Today is the hottest we have experienced so far - 32 in the shade, much hotter in the sun without the breeze through the car. Florence is reasonably warm but fine as long as we keep going at a steady pace so the air flowing through the engine keeps it cool. Unfortunately, the inverter we use to power the laptop in the car does not like the heat and switches off frequently so we have to stick it out of the window every now and then to cool off! We might try and find a cable that runs directly from the cigarette lighter to the laptop rather than powering it through the inverter from the cigarette lighter.
The first half of our journey took us across a dried up salt lake – a dead straight road into a shimmering mirage with nothing but flat salty sand stretching out either side. Eventually the sand sprouted a few tufty plants and mountains became visible in the distance before we arrived in another oasis of date palm trees sheltering banana and fig trees and hiding a small town.
Though there were several signs warning us of camels crossing the only one we saw, sadly, was a baby one tied up outside a butchers shop!
We visited the surgery of the President of the Committee of the Gabes Red Crescent and Dr Said introduced us to a volunteer, a teacher who is about our age, who showed us their building where they run courses for taxi-drivers, school-children and other groups. Despite being all volunteers the Red Crescent in the region of Gabes are very active, particularly in education and first aid – they had just finished running a first aid course at a local primary school and are involved in a road safety campaign. They also have a ‘studio flat’ with bedrooms, sitting room, kitchen and bathroom which they kindly invited us to stay in; on several occasions in the last few weeks we would have gratefully accepted but this is our last night in Tunisia and we had decided that to stay at Matmata in a Troglodyte hotel.
After a chat over lunch and an exchange of badges and stickers we were shown the road to the mountain Berber village of Matmata.

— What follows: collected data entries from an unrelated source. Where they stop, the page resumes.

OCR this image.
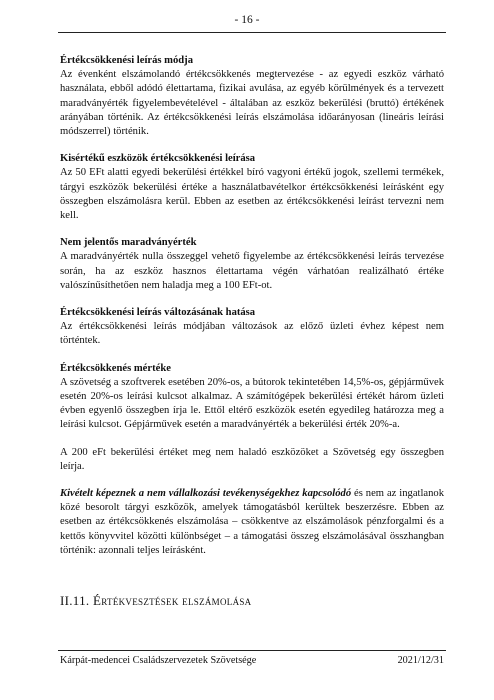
- 16 -

Értékcsökkenési leírás módja

Az évenként elszámolandó értékcsökkenés megtervezése - az egyedi eszköz várható használata, ebből adódó élettartama, fizikai avulása, az egyéb körülmények és a tervezett maradványérték figyelembevételével - általában az eszköz bekerülési (bruttó) értékének arányában történik. Az értékcsökkenési leírás elszámolása időarányosan (lineáris leírási módszerrel) történik.

Kisértékű eszközök értékcsökkenési leírása

Az 50 EFt alatti egyedi bekerülési értékkel bíró vagyoni értékű jogok, szellemi termékek, tárgyi eszközök bekerülési értéke a használatbavételkor értékcsökkenési leírásként egy összegben elszámolásra kerül. Ebben az esetben az értékcsökkenési leírást tervezni nem kell.

Nem jelentős maradványérték

A maradványérték nulla összeggel vehető figyelembe az értékcsökkenési leírás tervezése során, ha az eszköz hasznos élettartama végén várhatóan realizálható értéke valószínűsíthetően nem haladja meg a 100 EFt-ot.

Értékcsökkenési leírás változásának hatása

Az értékcsökkenési leírás módjában változások az előző üzleti évhez képest nem történtek.

Értékcsökkenés mértéke

A szövetség a szoftverek esetében 20%-os, a bútorok tekintetében 14,5%-os, gépjárművek esetén 20%-os leírási kulcsot alkalmaz. A számítógépek bekerülési értékét három üzleti évben egyenlő összegben írja le. Ettől eltérő eszközök esetén egyedileg határozza meg a leírási kulcsot. Gépjárművek esetén a maradványérték a bekerülési érték 20%-a.

A 200 eFt bekerülési értéket meg nem haladó eszközöket a Szövetség egy összegben leírja.

Kivételt képeznek a nem vállalkozási tevékenységekhez kapcsolódó és nem az ingatlanok közé besorolt tárgyi eszközök, amelyek támogatásból kerültek beszerzésre. Ebben az esetben az értékcsökkenés elszámolása – csökkentve az elszámolások pénzforgalmi és a kettős könyvvitel közötti különbséget – a támogatási összeg elszámolásával összhangban történik: azonnali teljes leírásként.

II.11. Értékvesztések elszámolása
Kárpát-medencei Családszervezetek Szövetsége	2021/12/31
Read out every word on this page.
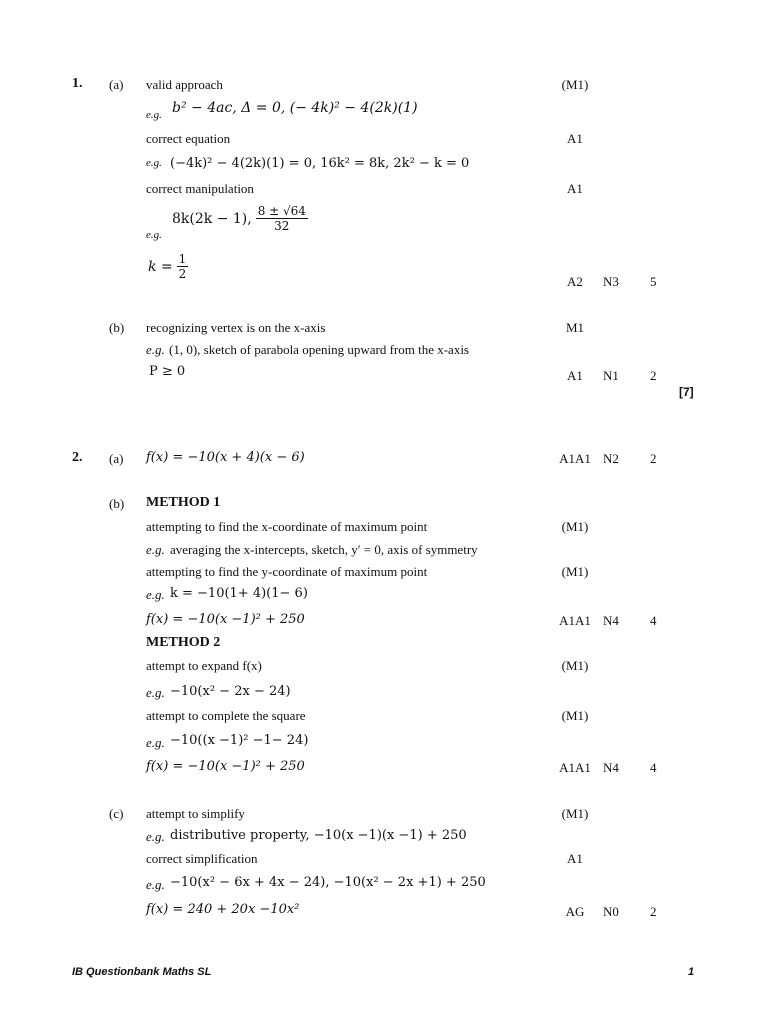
1. (a) valid approach	(M1)
e.g. b² − 4ac, Δ = 0, (− 4k)² − 4(2k)(1)
correct equation	A1
e.g. (−4k)² − 4(2k)(1) = 0, 16k² = 8k, 2k² − k = 0
correct manipulation	A1
e.g.
8k(2k − 1), $\frac{8 \pm √64}{32}$
$k = \frac{1}{2}$
A2	N3 5
(b) recognizing vertex is on the x-axis	M1
e.g. (1, 0), sketch of parabola opening upward from the x-axis
P ≥ 0	A1	N1 2
[7]
2. (a) f(x) = −10(x + 4)(x − 6)	A1A1 N2 2
(b) METHOD 1
attempting to find the x-coordinate of maximum point	(M1)
e.g. averaging the x-intercepts, sketch, y′ = 0, axis of symmetry
attempting to find the y-coordinate of maximum point	(M1)
e.g. k = −10(1+ 4)(1− 6)
f(x) = −10(x −1)² + 250	A1A1 N4 4
METHOD 2
attempt to expand f(x)	(M1)
e.g. −10(x² − 2x − 24)
attempt to complete the square	(M1)
e.g. −10((x −1)² −1− 24)
f(x) = −10(x −1)² + 250	A1A1 N4 4
(c) attempt to simplify	(M1)
e.g. distributive property, −10(x −1)(x −1) + 250
correct simplification	A1
e.g. −10(x² − 6x + 4x − 24), −10(x² − 2x +1) + 250
f(x) = 240 + 20x −10x²	AG	N0 2
IB Questionbank Maths SL	1
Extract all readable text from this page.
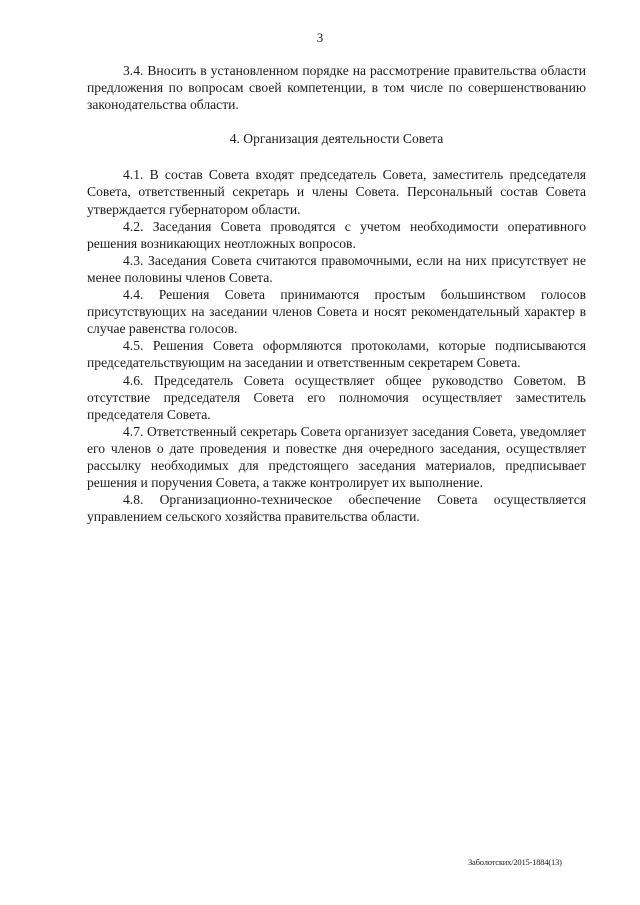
3

3.4. Вносить в установленном порядке на рассмотрение правительства области предложения по вопросам своей компетенции, в том числе по совершенствованию законодательства области.

4. Организация деятельности Совета

4.1. В состав Совета входят председатель Совета, заместитель председателя Совета, ответственный секретарь и члены Совета. Персональный состав Совета утверждается губернатором области.

4.2. Заседания Совета проводятся с учетом необходимости оперативного решения возникающих неотложных вопросов.

4.3. Заседания Совета считаются правомочными, если на них присутствует не менее половины членов Совета.

4.4. Решения Совета принимаются простым большинством голосов присутствующих на заседании членов Совета и носят рекомендательный характер в случае равенства голосов.

4.5. Решения Совета оформляются протоколами, которые подписываются председательствующим на заседании и ответственным секретарем Совета.

4.6. Председатель Совета осуществляет общее руководство Советом. В отсутствие председателя Совета его полномочия осуществляет заместитель председателя Совета.

4.7. Ответственный секретарь Совета организует заседания Совета, уведомляет его членов о дате проведения и повестке дня очередного заседания, осуществляет рассылку необходимых для предстоящего заседания материалов, предписывает решения и поручения Совета, а также контролирует их выполнение.

4.8. Организационно-техническое обеспечение Совета осуществляется управлением сельского хозяйства правительства области.

Заболотских/2015-1884(13)
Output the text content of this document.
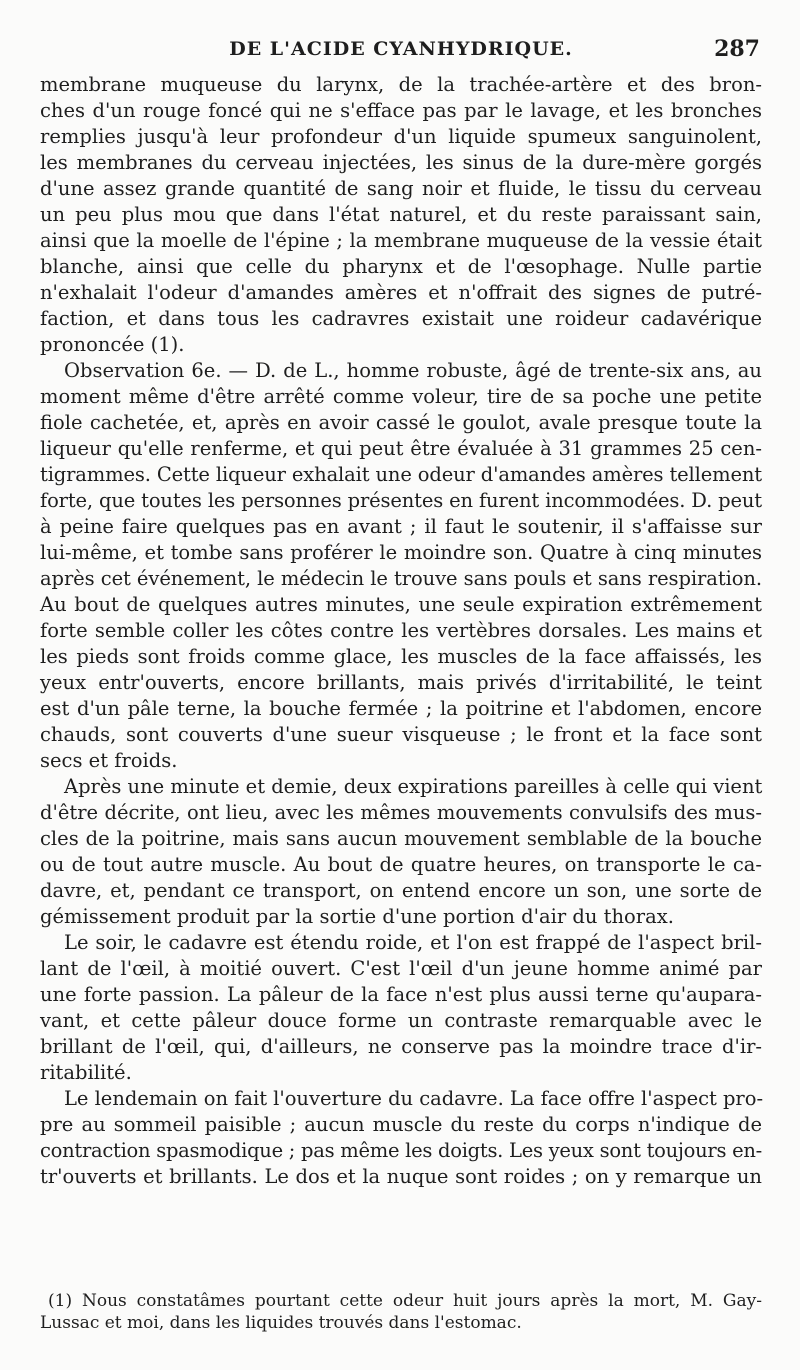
DE L'ACIDE CYANHYDRIQUE.	287
membrane muqueuse du larynx, de la trachée-artère et des bron-
ches d'un rouge foncé qui ne s'efface pas par le lavage, et les bronches
remplies jusqu'à leur profondeur d'un liquide spumeux sanguinolent,
les membranes du cerveau injectées, les sinus de la dure-mère gorgés
d'une assez grande quantité de sang noir et fluide, le tissu du cerveau
un peu plus mou que dans l'état naturel, et du reste paraissant sain,
ainsi que la moelle de l'épine ; la membrane muqueuse de la vessie était
blanche, ainsi que celle du pharynx et de l'œsophage. Nulle partie
n'exhalait l'odeur d'amandes amères et n'offrait des signes de putré-
faction, et dans tous les cadravres existait une roideur cadavérique
prononcée (1).
Observation 6e. — D. de L., homme robuste, âgé de trente-six ans, au
moment même d'être arrêté comme voleur, tire de sa poche une petite
fiole cachetée, et, après en avoir cassé le goulot, avale presque toute la
liqueur qu'elle renferme, et qui peut être évaluée à 31 grammes 25 cen-
tigrammes. Cette liqueur exhalait une odeur d'amandes amères tellement
forte, que toutes les personnes présentes en furent incommodées. D. peut
à peine faire quelques pas en avant ; il faut le soutenir, il s'affaisse sur
lui-même, et tombe sans proférer le moindre son. Quatre à cinq minutes
après cet événement, le médecin le trouve sans pouls et sans respiration.
Au bout de quelques autres minutes, une seule expiration extrêmement
forte semble coller les côtes contre les vertèbres dorsales. Les mains et
les pieds sont froids comme glace, les muscles de la face affaissés, les
yeux entr'ouverts, encore brillants, mais privés d'irritabilité, le teint
est d'un pâle terne, la bouche fermée ; la poitrine et l'abdomen, encore
chauds, sont couverts d'une sueur visqueuse ; le front et la face sont
secs et froids.
Après une minute et demie, deux expirations pareilles à celle qui vient
d'être décrite, ont lieu, avec les mêmes mouvements convulsifs des mus-
cles de la poitrine, mais sans aucun mouvement semblable de la bouche
ou de tout autre muscle. Au bout de quatre heures, on transporte le ca-
davre, et, pendant ce transport, on entend encore un son, une sorte de
gémissement produit par la sortie d'une portion d'air du thorax.
Le soir, le cadavre est étendu roide, et l'on est frappé de l'aspect bril-
lant de l'œil, à moitié ouvert. C'est l'œil d'un jeune homme animé par
une forte passion. La pâleur de la face n'est plus aussi terne qu'aupara-
vant, et cette pâleur douce forme un contraste remarquable avec le
brillant de l'œil, qui, d'ailleurs, ne conserve pas la moindre trace d'ir-
ritabilité.
Le lendemain on fait l'ouverture du cadavre. La face offre l'aspect pro-
pre au sommeil paisible ; aucun muscle du reste du corps n'indique de
contraction spasmodique ; pas même les doigts. Les yeux sont toujours en-
tr'ouverts et brillants. Le dos et la nuque sont roides ; on y remarque un
(1) Nous constatâmes pourtant cette odeur huit jours après la mort, M. Gay-
Lussac et moi, dans les liquides trouvés dans l'estomac.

The Berber waiter at our restaurant in Gabes had made a reservation for us at the most well-known troglodyte hotel in Matmata, the Hotel Sidi Driss, but that did not make the staff any less off-hand; we questioned the 14 Dinar price and agreed a rate instead of 10Dr each for bed and breakfast and were shown to our room. The loos and showers were shared but the water was hot and each of the 15 or so bedrooms cut into the rock off central courtyards dug down into the earth had about 8 beds. Because the season has not got going yet each of the 4 couples staying there had a room – we were pleased to be visiting now, though hot outside, even in the evening, it was cool inside the rooms but if each room were full in July it would probably be rather less pleasant.
As well as being the biggest, and apparently best, of the three troglodyte hotels, the hotel Sidi Driss still trades on its fame as being the place where Star Wars was filmed 28 years ago and much of the set still remains in the bar area. Though interesting to see the set and some of the area, it is a shame that, probably because the tourists keep on coming by the busload, the staff remain at best disinterested and the atmosphere is far from friendly. We had no idea which of the five or so men hanging around the place was responsible for what, if anything; doubted the chap who demanded money for the ‘parking’ and offered to wake us up in the morning if we told him which room we were in; and were rather concerned when someone tried to open the door to our room at 3.15 in the morning. Luckily, Tim’s ‘intruder alarm’ (bottles and metal flask) woke us and deterred our unwelcome visitor.
It is a shame that the people had such a bad attitude because the area was fascinating – sandstone hills surrounded the rocky ground out of which were cut crater holes with rooms emanating off into the sides. It was like a moonscape but with little white domed mosques and some random brick houses dotted around above ground.